# Duty calls



## George Farmer (18 May 2009)

I won't be active for a short while, as I'm off to Afghanistan again very soon.  I won't be away for long - just a week or so.

Take care and be good!


----------



## John Starkey (18 May 2009)

Hi George,stay safe my friend,i will say a prayer for you,
Regards john


----------



## StevenA (18 May 2009)

Well done George and good luck  8)


----------



## Ed Seeley (18 May 2009)

Good luck George.


----------



## altaaffe (18 May 2009)

That's away quick again George - you upset somebody ??


----------



## Tony Swinney (18 May 2009)

Good luck out there George.
Cheers

Tony


----------



## JamesM (18 May 2009)

Good luck, and stay safe.


----------



## TDI-line (18 May 2009)

Be careful mate and good luck.

Is it just me but when i think of you doing a _tour_, i get the Rolling Stones "Paint it black" going in my mind.


----------



## samc (18 May 2009)

hope it all goes well


----------



## LondonDragon (18 May 2009)

Good luck mate and stay safe out there, we will all miss you


----------



## Nick16 (18 May 2009)

so whens the planting happening.   

seriously, good luck mate. enjoy it as well, its a beautiful country. (nature wise)


----------



## Steve Smith (18 May 2009)

Stay safe mate, and do us proud  see you on the flip side


----------



## Stu Worrall (18 May 2009)

Stay safe George and bring me back a handful of afgan sarawalk sand for some deco on my substrate


----------



## George Farmer (19 May 2009)

Thanks, guys!


----------



## CeeBee (20 May 2009)

Be safe


----------



## Dave Spencer (20 May 2009)

Good luck George!

I reckon the Taleban coffee table division are in for a right kicking!  

Dave.


----------



## rawr (20 May 2009)

Good luck mate.


----------



## George Farmer (20 May 2009)

Thanks Caroline and Thomas!



			
				Dave Spencer said:
			
		

> Good luck George!
> 
> I reckon the Taleban coffee table division are in for a right kicking!
> 
> Dave.


Cheers mate. lol

At least I'll be fighting fit the morning after....


----------



## Dave Spencer (20 May 2009)

George Farmer said:
			
		

> At least I'll be fighting fit the morning after....



Ouch!  

Dave.


----------



## oldwhitewood (20 May 2009)

Good luck G, keep 'em heads ringin'


----------



## George Farmer (20 May 2009)

Cheers mate.

Now do I risk taking the 50D, or stick with my compact?


----------



## Garuf (20 May 2009)

I somehow missed this, good luck, George.
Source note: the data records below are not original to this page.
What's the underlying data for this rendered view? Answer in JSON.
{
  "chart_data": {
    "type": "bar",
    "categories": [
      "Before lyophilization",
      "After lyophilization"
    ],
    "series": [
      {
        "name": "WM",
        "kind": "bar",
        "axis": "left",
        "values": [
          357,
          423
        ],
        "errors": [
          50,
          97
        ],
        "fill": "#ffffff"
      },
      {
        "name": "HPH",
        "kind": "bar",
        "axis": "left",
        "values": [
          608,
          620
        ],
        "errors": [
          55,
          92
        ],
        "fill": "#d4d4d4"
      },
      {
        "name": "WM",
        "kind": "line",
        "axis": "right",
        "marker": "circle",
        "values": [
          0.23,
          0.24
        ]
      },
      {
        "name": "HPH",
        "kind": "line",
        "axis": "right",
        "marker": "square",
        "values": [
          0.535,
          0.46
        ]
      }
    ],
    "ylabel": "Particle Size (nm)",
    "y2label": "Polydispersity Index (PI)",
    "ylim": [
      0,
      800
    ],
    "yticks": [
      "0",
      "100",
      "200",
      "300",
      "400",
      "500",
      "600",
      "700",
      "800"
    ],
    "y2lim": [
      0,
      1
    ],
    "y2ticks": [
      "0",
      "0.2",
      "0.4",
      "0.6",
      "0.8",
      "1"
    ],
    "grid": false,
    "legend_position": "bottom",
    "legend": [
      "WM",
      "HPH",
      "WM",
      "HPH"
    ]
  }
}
Hope for a swift and a safe return.
I'd take the d50 and pray it's covered by the household insurance.


----------



## George Farmer (20 May 2009)

Garuf said:
			
		

> I somehow missed this, good luck, George. Hope for a swift and a safe return.
> I'd take the d50 and pray it's covered by the household insurance.


Cheers, Gareth.


----------



## hellohefalump (20 May 2009)

Best of luck out there, hope to see you back safe and well, and soon!


----------



## aaronnorth (20 May 2009)

good luck


----------



## George Farmer (20 May 2009)

Thanks again!

All packed now.  Ready for a romantic dinner with the better half, followed by 'The Apprentice' at 9pm, then I'm off....


----------



## LondonDragon (20 May 2009)

George Farmer said:
			
		

> Thanks again!
> 
> All packed now.  Ready for a romantic dinner with the better half, followed by 'The Apprentice' at 9pm, then I'm off....


Have a safe trip George, all the best


----------